Knowing how comparisons positively or negatively impact you can help you feel more prepared to navigate them in the future and decide if they’re worth the emotional energy you’re giving them.
Do not Discount Your Positives
You might notice that comparing yourself to other moms is sometimes triggered by recognizing things or qualities they possess that you deeply desire for yourself – like a strong support system, a nice house, a deep well of patience, a kind personality, etc. Seeing another mom flourish in the areas you think you are “falling short” is bound to elicit self-defeating thoughts.

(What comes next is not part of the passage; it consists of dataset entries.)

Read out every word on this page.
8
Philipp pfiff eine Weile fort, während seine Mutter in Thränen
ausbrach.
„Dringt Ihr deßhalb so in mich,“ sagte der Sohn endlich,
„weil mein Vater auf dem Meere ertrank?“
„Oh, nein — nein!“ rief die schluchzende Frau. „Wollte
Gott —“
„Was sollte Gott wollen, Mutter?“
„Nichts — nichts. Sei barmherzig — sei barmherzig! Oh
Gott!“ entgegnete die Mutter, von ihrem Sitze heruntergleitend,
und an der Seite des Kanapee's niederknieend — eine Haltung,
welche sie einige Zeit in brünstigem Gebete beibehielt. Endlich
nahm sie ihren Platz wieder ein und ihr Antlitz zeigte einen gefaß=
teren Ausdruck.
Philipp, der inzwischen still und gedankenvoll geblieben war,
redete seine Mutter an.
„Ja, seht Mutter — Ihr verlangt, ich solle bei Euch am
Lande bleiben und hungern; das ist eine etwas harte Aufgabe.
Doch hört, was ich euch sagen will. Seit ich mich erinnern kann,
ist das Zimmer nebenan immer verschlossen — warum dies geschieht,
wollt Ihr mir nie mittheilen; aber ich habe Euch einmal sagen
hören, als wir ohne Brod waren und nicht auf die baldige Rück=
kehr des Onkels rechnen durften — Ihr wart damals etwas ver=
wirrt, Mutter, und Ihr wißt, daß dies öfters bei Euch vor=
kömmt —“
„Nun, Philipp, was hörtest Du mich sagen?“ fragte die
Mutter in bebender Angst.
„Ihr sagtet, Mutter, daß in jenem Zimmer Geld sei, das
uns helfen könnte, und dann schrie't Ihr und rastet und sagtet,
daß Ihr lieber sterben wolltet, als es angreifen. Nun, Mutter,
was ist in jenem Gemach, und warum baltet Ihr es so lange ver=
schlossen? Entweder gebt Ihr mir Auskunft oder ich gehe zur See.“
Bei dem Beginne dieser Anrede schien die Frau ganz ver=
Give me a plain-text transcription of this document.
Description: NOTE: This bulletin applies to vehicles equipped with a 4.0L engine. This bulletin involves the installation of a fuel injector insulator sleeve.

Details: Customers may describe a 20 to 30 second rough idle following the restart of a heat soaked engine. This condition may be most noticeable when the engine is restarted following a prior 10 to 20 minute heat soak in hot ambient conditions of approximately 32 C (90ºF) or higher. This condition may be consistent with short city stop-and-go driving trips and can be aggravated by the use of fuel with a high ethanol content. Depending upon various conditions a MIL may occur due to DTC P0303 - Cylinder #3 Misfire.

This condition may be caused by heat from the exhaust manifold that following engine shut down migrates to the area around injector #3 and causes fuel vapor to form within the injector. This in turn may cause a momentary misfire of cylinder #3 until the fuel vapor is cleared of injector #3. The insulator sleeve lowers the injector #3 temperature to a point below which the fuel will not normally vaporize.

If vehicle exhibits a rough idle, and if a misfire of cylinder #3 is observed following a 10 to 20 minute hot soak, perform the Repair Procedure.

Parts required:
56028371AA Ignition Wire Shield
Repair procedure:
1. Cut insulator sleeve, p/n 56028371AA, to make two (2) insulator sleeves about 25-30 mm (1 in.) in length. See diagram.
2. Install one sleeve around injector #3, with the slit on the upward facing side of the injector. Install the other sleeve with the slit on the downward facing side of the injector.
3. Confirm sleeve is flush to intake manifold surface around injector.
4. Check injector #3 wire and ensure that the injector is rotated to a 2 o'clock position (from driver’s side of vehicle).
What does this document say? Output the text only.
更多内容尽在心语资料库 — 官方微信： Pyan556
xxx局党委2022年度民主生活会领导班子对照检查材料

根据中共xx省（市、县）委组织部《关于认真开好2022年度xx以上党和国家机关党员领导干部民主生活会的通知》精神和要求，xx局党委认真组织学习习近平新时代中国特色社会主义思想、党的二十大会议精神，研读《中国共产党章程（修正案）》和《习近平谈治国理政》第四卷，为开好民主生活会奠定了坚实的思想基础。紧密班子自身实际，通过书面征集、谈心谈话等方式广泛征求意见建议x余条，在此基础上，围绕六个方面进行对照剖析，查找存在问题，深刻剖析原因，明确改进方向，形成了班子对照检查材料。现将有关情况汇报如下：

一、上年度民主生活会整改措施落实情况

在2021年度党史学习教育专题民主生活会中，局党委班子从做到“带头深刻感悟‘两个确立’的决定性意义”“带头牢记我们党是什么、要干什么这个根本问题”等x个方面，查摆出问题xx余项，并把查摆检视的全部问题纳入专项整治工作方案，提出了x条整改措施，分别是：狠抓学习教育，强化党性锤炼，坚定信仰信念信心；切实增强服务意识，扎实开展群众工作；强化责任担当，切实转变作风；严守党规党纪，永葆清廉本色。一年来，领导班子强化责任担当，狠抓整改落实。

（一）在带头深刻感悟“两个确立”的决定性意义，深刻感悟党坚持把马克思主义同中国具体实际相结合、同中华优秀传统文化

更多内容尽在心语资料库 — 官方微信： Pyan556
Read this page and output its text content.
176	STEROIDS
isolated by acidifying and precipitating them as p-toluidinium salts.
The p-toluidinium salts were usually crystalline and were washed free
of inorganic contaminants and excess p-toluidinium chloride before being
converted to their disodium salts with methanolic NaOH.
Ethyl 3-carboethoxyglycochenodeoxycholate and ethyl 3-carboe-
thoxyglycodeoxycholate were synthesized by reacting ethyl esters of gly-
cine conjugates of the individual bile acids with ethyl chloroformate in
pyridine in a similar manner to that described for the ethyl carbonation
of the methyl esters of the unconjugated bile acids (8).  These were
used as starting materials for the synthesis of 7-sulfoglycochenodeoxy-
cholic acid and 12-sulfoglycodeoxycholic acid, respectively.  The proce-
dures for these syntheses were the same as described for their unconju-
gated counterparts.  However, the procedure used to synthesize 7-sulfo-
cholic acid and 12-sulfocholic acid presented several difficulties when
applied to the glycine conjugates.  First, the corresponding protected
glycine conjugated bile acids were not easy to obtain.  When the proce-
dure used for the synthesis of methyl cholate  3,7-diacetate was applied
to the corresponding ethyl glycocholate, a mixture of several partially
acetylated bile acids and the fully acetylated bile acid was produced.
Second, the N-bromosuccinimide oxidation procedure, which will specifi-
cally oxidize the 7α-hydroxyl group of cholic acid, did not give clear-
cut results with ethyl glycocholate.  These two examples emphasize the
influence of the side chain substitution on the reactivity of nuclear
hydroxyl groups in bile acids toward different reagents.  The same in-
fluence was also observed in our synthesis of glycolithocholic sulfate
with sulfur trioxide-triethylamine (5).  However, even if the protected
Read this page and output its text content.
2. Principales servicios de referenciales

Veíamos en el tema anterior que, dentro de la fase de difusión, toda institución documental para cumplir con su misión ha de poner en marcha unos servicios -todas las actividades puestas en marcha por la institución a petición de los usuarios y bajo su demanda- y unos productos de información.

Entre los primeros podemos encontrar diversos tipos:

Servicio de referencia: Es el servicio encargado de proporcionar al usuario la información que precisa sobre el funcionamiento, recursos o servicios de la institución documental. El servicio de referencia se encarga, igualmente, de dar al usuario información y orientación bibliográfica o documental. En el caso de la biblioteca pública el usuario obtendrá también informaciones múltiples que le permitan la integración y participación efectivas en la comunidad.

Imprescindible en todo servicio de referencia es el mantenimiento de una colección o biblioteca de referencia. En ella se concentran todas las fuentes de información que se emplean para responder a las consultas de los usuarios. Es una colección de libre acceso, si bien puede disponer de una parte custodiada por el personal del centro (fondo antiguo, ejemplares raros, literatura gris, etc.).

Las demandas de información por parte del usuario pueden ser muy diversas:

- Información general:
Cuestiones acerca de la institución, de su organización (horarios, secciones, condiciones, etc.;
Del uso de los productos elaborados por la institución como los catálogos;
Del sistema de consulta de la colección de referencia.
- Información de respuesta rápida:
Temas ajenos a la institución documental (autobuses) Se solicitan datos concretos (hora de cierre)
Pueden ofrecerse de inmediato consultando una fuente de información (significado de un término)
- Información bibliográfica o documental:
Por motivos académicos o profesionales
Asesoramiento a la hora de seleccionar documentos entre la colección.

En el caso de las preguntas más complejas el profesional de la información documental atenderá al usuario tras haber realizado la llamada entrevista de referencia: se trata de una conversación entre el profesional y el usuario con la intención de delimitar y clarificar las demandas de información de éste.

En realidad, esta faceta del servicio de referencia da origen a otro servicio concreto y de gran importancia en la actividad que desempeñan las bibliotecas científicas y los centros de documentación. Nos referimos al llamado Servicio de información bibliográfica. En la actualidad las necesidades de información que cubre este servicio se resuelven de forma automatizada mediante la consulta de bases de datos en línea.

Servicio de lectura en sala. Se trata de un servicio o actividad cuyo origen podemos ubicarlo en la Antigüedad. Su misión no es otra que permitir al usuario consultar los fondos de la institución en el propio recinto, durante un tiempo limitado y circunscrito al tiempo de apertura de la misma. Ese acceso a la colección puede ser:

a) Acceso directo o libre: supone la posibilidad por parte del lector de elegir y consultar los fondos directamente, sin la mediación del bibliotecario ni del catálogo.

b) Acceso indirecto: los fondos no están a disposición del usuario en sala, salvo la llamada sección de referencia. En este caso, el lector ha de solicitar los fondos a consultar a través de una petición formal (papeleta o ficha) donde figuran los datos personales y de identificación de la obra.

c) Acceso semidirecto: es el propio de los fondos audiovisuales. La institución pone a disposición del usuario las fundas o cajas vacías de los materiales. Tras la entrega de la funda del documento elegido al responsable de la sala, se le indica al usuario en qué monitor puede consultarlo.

You might even start to magnify their strengths/successes but minimize your own and magnify your flaws/mistakes but minimize theirs. Remember that we all have different strengths and weaknesses, and another mom’s “positives” do not automatically discount yours. Consider doing things that keep your positives well within your view, such as:
- Identifying personality traits you like about yourself
- Practicing gratitude for the things you have
- Expressing appreciation to the people you care about
- Viewing your mistakes as motivators or learning opportunities
- Engaging in activities that emphasize your strengths and skills
- Celebrating your wins (no matter how big or small!)
Talk Openly to Other Moms
Have you ever related to something personal another mom shared and felt immediate relief in knowing you weren’t the only one who thought or felt that way? The funny (but not so funny) thing about comparison in motherhood is that we all have insecurities but tend to think we are the only ones. The new mom whose postpartum body you are negatively comparing your postpartum body to might also be battling body image issues – but maybe they have never said it out loud because they are also stuck in the comparison trap. Imagine what could happen if one of you took the first step to talk about it, to normalize it? Consider the validation and solidarity you could receive from other moms if you allowed yourself to have honest conversations with them about your insecurities as a new mother. Chances are that many of them will be able to relate to what you judge about yourself, and sometimes, that is enough to alleviate the heavy sense of inadequacy and isolation many new moms feel.
Give Yourself a Compassionate Reality Check
If comparison keeps getting the best of you, you can always lean on one simple truth: every mom’s motherhood is unique. Every pregnancy, birth, baby, postpartum journey, partner relationship, career, parenting approach, home, and overall lifestyle are different. There are no two moms in the same exact situation, and it is not fair to your mental health as a brand-new mother to measure your worth by the experiences of other moms who are not living your unique life. When negative comparisons start creeping in, remember that you do not always know what other moms’ “behind-the-scenes” look like, and your perception of them is just that – your perception. Trust that you are doing enough, you are enough, and there will come a day when you finally feel secure in your role as mom.
This site is intended for informational purposes only and does not provide medical advice. Please consult your physician or other health-care professional.